Who those enemies were, I wasn’t quite sure yet. At times it seemed like everyone was.

The phone rang. Staff Sergeant Riley picked it up. He identified himself and listened for a while, saying, “Will do” two or three times. He hung up.

“Sueño!” he yelled, although I was just a few feet from him. “Bascom! You two are to get your sorry butts out to the ROK Army headquarters right now. Report to Major Rhee. While you’ve been sitting on your sorry asses, someone in this man’s army has been doing some work.”

“What’ve they got?” I asked.

“What’ve they got? They’re just about to bust this case wide open. Get over there now. They want the Eighth Army to witness this historic moment in joint ROK/US law enforcement.”
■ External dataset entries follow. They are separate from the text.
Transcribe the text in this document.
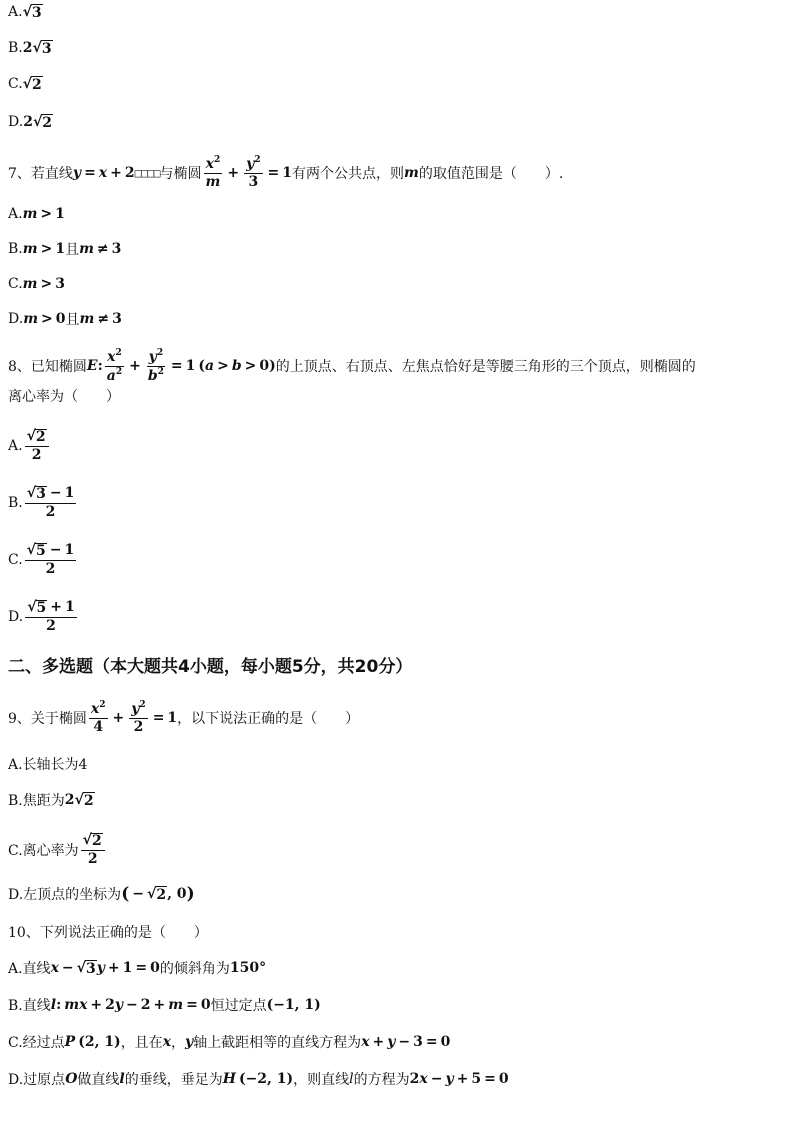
A. √ 3
B. 2 √ 3
C. √ 2
D. 2 √ 2
7、 若直线 y = x + 2 □□□□ 与椭圆 $\frac{x^2}{m} + \frac{y^2}{3} = 1$ 有两个公共点，则 m 的取值范围是（　　）.
A. m > 1
B. m > 1 且 m ≠ 3
C. m > 3
D. m > 0 且 m ≠ 3
8、 已知椭圆 E : $\frac{x^2}{a^2} + \frac{y^2}{b^2} = 1$ ( a > b > 0 ) 的上顶点、右顶点、左焦点恰好是等腰三角形的三个顶点，则椭圆的
离心率为（　　）
A. $\frac{√ 2}{2}$
B. $\frac{√ 3 - 1}{2}$
C. $\frac{√ 5 - 1}{2}$
D. $\frac{√ 5 + 1}{2}$
二、多选题（本大题共4小题，每小题5分，共20分）
9、 关于椭圆 $\frac{x^2}{4} + \frac{y^2}{2} = 1$ ，以下说法正确的是（　　）
A.长轴长为4
B.焦距为 2 √ 2
C.离心率为 $\frac{√ 2}{2}$
D.左顶点的坐标为 ( − √ 2 , 0 )
10、 下列说法正确的是（　　）
A.直线 x − √ 3 y + 1 = 0 的倾斜角为 150°
B.直线 l : mx + 2 y − 2 + m = 0 恒过定点 (−1, 1)
C.经过点 P (2, 1) ，且在 x ， y 轴上截距相等的直线方程为 x + y − 3 = 0
D.过原点 O 做直线 l 的垂线，垂足为 H (−2, 1) ，则直线 l 的方程为 2 x − y + 5 = 0
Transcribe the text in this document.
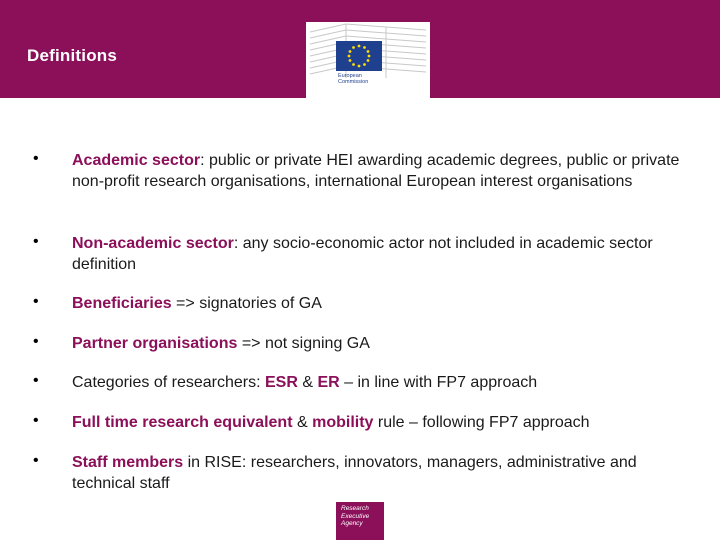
Definitions
European
Commission
• Academic sector: public or private HEI awarding academic degrees, public or private non-profit research organisations, international European interest organisations
• Non-academic sector: any socio-economic actor not included in academic sector definition
• Beneficiaries => signatories of GA
• Partner organisations => not signing GA
• Categories of researchers: ESR & ER – in line with FP7 approach
• Full time research equivalent & mobility rule – following FP7 approach
• Staff members in RISE: researchers, innovators, managers, administrative and technical staff
Research
Executive
Agency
“They got him?” Ernie said.

“How the hell should I know? But a big task force is moving out. Be there or be square. Move out sharply!
Hubba hubba
!”

Ernie and I shrugged on our coats. On the way out, Ernie flipped Riley the bird.

Even though she was wearing ROK Army fatigues, Major Rhee Mi-sook looked smashing. The baggy uniform had been tailored to accentuate the roundness of her hips and the smallness of her waist. Raven black hair had been piled atop her head and pinned beneath a camouflage cap.